*Not for sale!
VERY FINE AND RARE WHALEBONE SCRIMSHAW WALL POCKET, NANTUCKET, MASSACHUSETTS, CIRCA 1870 mounted on a later carved wood and parcial-ebonized frame; together with documents from a whale ship. A unique tour de force, it is one of the largest genuine single pieces of scrimshaw in existence. The wall pocket mounted on the wall and used to hold newspapers, letters and magazines. It was constructed by sectioning very large slabs of whalebone from the panbone and working them into extremely complex, open-carved pieces, which were joined with copper rivets and pins. A unique tour de force, it is one of the largest scrimshaw items constructed entirely out of whalebone and whale ivory in a single piece of scrimshaw in existence.

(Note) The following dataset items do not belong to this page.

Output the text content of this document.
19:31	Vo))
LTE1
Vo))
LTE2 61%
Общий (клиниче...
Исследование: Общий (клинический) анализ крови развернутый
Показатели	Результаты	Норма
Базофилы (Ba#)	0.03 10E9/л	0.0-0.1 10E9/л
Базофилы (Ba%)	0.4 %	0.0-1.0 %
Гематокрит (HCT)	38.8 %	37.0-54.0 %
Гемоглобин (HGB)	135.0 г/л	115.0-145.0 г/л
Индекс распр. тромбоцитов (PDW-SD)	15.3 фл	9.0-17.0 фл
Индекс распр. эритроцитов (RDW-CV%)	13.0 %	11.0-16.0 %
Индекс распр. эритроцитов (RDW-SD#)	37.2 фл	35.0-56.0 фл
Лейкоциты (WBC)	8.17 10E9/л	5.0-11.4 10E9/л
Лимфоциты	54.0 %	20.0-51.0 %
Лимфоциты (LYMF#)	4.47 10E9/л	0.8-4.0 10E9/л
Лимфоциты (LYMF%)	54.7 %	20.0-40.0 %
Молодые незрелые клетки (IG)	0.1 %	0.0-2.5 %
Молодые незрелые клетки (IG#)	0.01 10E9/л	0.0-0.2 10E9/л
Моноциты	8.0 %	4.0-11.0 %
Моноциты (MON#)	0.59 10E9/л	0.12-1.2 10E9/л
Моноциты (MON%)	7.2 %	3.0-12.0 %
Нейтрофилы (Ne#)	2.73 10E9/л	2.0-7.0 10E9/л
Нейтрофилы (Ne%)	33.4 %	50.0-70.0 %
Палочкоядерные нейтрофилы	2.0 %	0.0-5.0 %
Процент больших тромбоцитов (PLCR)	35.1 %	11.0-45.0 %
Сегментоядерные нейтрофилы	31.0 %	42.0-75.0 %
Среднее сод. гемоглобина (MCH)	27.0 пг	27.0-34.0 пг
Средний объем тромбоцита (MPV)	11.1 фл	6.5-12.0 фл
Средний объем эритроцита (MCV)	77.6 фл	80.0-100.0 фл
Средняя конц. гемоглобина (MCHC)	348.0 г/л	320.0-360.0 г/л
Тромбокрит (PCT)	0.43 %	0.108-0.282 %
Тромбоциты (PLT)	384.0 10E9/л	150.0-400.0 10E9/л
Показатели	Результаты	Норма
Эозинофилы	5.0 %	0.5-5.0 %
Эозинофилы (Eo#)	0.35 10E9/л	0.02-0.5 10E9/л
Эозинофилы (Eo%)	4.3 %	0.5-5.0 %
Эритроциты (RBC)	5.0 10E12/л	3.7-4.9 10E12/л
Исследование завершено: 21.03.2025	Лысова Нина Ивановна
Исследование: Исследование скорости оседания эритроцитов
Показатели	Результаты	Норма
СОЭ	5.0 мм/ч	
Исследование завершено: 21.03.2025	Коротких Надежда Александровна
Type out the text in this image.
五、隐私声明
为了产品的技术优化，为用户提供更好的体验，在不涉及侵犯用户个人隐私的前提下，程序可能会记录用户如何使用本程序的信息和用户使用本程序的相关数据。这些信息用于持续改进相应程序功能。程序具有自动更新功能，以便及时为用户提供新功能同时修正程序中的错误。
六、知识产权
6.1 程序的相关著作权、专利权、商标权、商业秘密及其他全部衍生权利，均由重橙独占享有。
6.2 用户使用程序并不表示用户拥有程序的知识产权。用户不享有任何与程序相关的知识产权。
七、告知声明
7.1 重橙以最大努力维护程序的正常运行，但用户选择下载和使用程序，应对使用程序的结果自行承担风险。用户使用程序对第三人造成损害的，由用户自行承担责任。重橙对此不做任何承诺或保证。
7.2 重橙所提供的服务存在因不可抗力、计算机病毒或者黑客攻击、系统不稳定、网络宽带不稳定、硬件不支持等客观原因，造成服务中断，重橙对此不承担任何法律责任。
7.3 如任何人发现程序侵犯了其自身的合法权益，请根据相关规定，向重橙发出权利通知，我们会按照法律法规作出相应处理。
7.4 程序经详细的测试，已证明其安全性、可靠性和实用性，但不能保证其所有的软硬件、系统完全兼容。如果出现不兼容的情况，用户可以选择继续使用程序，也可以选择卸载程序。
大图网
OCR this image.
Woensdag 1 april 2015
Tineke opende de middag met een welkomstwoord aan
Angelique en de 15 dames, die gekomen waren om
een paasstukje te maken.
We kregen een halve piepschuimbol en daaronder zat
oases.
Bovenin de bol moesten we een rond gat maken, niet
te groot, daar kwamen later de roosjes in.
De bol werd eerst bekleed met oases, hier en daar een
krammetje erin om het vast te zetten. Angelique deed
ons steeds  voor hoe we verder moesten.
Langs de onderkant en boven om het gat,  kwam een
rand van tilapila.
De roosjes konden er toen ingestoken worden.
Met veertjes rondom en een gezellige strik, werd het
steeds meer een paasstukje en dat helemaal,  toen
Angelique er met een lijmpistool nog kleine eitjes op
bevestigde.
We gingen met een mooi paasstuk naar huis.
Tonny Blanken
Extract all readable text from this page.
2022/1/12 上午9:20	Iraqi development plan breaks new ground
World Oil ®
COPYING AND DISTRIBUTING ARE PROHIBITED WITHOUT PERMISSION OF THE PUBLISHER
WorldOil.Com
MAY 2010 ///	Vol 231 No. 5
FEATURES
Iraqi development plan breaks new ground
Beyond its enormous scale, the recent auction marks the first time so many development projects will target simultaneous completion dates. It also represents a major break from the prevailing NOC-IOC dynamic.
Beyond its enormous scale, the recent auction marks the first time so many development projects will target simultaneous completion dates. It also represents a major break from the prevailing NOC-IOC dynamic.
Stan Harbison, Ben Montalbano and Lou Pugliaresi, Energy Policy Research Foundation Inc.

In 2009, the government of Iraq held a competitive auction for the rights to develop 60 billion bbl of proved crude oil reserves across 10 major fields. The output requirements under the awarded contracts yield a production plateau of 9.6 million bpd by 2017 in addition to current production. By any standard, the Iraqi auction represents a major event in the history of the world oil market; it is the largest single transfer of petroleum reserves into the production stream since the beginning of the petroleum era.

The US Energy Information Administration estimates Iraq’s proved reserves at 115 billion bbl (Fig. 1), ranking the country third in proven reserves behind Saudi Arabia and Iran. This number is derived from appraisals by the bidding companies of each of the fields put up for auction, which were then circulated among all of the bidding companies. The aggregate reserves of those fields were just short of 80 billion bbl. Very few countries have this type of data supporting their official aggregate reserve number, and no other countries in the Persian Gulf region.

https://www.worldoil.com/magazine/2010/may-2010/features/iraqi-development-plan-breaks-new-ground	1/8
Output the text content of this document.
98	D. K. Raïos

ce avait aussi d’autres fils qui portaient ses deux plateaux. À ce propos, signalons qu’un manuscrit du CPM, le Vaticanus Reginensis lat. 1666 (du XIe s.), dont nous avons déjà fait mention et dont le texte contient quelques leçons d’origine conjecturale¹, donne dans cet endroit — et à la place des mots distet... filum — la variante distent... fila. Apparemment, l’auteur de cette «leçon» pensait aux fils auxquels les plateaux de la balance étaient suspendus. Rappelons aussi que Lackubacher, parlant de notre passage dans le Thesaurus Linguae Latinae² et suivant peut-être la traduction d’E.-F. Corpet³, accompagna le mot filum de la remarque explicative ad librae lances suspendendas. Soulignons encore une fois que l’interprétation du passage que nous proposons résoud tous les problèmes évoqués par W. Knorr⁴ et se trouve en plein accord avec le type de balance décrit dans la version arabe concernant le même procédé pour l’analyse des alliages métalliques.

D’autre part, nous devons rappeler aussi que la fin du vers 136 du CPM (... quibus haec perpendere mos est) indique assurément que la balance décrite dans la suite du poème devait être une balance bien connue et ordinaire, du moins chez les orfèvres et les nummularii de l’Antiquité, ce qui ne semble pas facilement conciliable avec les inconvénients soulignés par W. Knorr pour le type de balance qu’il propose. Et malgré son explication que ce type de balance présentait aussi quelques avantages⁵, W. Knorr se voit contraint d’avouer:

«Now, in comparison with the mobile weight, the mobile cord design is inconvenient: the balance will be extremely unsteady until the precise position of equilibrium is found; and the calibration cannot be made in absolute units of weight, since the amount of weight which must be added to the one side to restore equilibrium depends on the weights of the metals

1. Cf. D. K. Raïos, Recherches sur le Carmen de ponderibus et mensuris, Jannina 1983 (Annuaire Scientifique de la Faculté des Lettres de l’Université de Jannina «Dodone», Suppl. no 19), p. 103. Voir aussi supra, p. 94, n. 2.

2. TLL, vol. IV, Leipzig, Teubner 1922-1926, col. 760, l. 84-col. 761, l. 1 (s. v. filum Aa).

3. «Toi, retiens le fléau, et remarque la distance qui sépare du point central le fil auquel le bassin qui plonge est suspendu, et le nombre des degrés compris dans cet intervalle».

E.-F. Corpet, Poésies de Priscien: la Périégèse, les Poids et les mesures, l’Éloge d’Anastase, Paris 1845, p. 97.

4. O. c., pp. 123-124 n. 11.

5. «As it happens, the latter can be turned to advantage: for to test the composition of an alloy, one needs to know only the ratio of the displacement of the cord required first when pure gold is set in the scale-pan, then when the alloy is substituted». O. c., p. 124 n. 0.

Dimensions: Height 29, Width 25 7/8, Inches
Provenance:
Breckenridge-Long Collection, Nantucket
Frank Sylvia, Nantucket;
Barbara Johnson Collection, Nantucket
Osona Auction 1993, Nantucket
The wall pocket appears to have been in Nantucket no later than the 1920s and possibly before.
Hyland Granby Antiques,
Private Collection Martha’s Vineyard.
Dimensions: Height 29 in. by Width 25 ⅞in.
LITERATURE:
1. Robert Bishop, American Folk Sculpture (New York: E.P. Dutton & Co., Inc, 1972) no. 191, p. 115.
2. A. B. C. Whipple and the Editors of Time-Life Books, The Whalers (Alexandria: Time-Life Books, 1979), illus. p. 131
3. Sotheby’s Barbara Johnson Sale IV December 16-17, 1983, Illustrated as Lot 419 and full-page color and the back cover.
4. Frederick Myrick of Nantucket Scrimshaw Catalogue Raisonne, Compiled by Donald Ridley and Stuart Frank, Published by Kendall Whaling Museum, Sharon MA, Pg. 9, The Susan's Tooth illustrated on this page was dated Jan. 1,1829 and is listed to having been owed by Breckinridge Wilcox of Potomic MD in the 1920's from an unknown source. She left it to her son Breckenridge Long who also inherited the wall pocket above. They had a large historic home in Nantucket and collected scrimshaw in the early20th century and obviously owed some very fine items.